Illena Armstrong, editor-in-chief, SC Magazine
Illena Armstrong, editor-in-chief, SC Magazine
The U.K.'s House of Lords has upheld Gary McKinnon's extradition order to the U.S. for trial for allegedly breaking into and crashing a few of an approximate 90 unclassified Pentagon systems in 2001 and 2002. However, McKinnon was to get a couple more weeks to have his case heard by a European court.

McKinnon, meantime, during this process that should, at some point, end in a trial for his actions after having exhausted all his legal rights, has become a bit of celebrity. He has spoken at conferences, held court for interviews and, based on his reported fears that he'll be labeled a terrorist and end up in Gitmo, gathered support from various folks wanting his trial to be held in the U.K.

U.S. prosecutors have evidence to support the alleged crimes, of course, and had offered a generous plea bargain to McKinnon, which he refused. McKinnon himself has admitted that he did hack into the computers – yes, with the help of well-reported weak system security – to search for information about UFOs and government conspiracies. So, what's the hold-up?

If you want to believe that McKinnon simply hacked these systems because he fancied himself a moralistic, truth-telling investigator of U.S. government cover-ups, cool. If you think he's a curious but silly ex-IT administrator who didn't know what he was getting into, fine. If, in your mind, he's a limelight chaser looking to bask in his 15 minutes, OK. If you believe he's a cybercriminal, pure and simple, well, right on.

Or if you suppose he's become a modern-day martyr who the U.S. is trying to make an example of because of its embarrassing lack of security on critical systems, good show.

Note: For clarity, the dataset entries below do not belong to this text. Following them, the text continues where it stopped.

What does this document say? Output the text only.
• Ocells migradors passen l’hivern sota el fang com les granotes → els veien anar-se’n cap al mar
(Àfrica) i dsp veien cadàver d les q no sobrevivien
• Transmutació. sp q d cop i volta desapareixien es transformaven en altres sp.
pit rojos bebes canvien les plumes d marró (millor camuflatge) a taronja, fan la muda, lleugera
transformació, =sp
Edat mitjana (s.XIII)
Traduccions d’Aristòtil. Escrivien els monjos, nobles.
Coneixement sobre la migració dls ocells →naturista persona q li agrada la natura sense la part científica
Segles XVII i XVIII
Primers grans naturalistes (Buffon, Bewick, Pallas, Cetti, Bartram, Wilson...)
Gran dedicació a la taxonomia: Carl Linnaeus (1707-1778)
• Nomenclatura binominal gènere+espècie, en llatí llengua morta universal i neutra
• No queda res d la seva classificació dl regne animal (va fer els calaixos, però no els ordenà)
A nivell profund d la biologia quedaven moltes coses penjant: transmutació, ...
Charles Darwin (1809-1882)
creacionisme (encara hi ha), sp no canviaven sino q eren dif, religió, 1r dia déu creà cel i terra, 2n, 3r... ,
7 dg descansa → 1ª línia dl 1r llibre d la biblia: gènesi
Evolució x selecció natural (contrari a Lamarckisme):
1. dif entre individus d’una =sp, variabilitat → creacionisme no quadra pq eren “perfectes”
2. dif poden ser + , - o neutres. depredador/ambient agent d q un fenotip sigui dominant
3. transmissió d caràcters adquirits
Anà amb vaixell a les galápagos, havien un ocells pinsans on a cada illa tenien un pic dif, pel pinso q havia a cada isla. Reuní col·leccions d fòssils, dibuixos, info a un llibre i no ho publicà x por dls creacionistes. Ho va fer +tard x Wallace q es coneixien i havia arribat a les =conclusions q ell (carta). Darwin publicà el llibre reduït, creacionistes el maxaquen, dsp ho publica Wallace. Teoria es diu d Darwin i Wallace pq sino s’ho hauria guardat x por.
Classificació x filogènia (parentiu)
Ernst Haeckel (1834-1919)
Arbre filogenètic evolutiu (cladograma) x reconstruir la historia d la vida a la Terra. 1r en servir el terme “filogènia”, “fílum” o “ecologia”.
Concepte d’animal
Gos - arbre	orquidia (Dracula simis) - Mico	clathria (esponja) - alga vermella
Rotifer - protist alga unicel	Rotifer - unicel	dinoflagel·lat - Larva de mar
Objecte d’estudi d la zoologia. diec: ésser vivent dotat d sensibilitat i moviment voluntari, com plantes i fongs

Whatever the label you wish to give McKinnon is your preference as it is mine. The final truth, however, is that McKinnon allegedly entered U.S. government systems he shouldn't have, left some traces of his being there, and caused thousands of dollars in damage. For this, he should be held accountable in the U.S. where the crime occurred. Period.

If criminals entered a grocery store through its unbolted door, caused thousands of bucks worth of damage, and then spray-painted a wall chastising owners for being dumb enough to leave the joint unlocked, they should be arrested and tried where the crime took place. Anything less is a travesty of justice.

Now off my soapbox, I'd like to ask that you help congratulate the SC Magazine editorial team for winning a couple of well-deserved awards from the American Society for Business Publication Editors: a Gold Award for Annual Buyer's Guide, “Reboot” (December 2007) and a Bronze for Original Research, “Salary Survey 2007” (April 2007).



Illena Armstrong is editor-in-chief of SC Magazine.